What is a stochastic oscillator?
The stochastic oscillator is an indicator that is very popular among traders involved in technical analysis. Based on the closing price and daily fluctuations, it shows the direction in which the trend will go in the near term. When the closing price is close to the upper limit of fluctuations, it can indicate an upward trend.
How to use oscillators in the forex market?
Knowing the potential direction in which the trend will go is easy to make the right investment decision. If we predict that the trend will be upward it is a good time to open a position, otherwise it may mean that we should hold off on buying assets or sell our holdings.

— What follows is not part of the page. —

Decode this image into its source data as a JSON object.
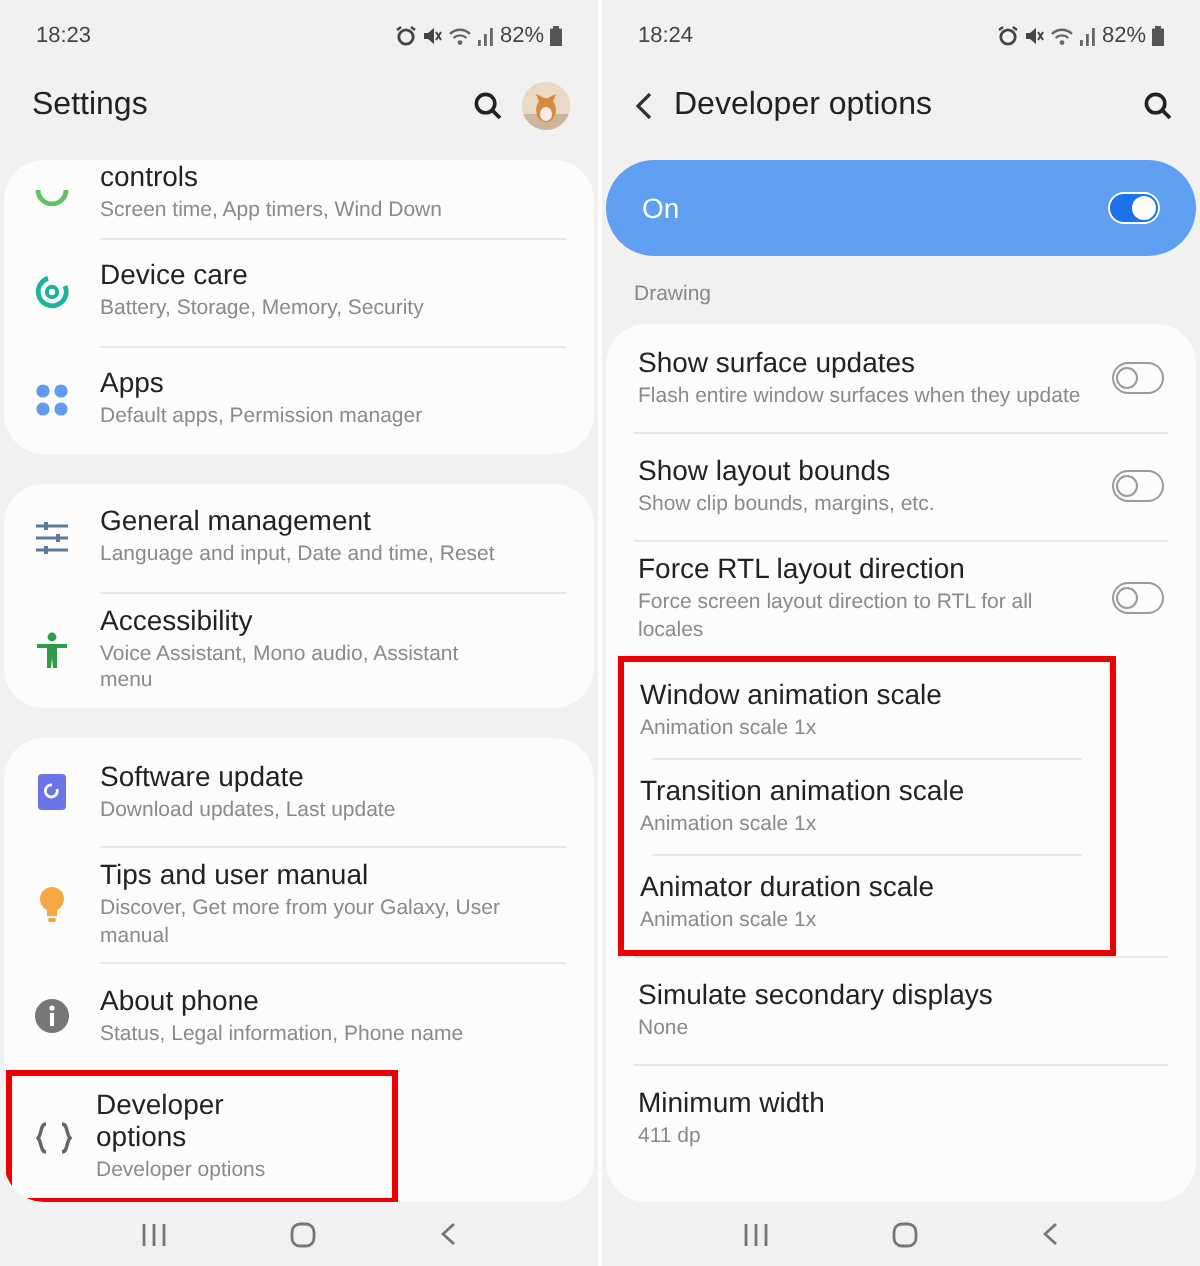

What are the types of oscillators in trading
The simplest and most commonly used oscillator is the stochastic oscillator. More complicated and less frequently used oscillators are, for example, the MACD indicator or the CCI oscillator.
What are the disadvantages of oscillators in trading?
Unfortunately, oscillators are not a perfect indicator. Their major disadvantage is that they are mainly intended for short-term investors using technical analysis. Unfortunately, the results of stochastic oscillators are often incorrect or indicate a signal too late to make a proper investment decision. Oscillators are of particular value when the value of an asset changes in a sideways trend. In uptrends and downtrends, they perform much worse – they do not allow for a sufficiently quick decision.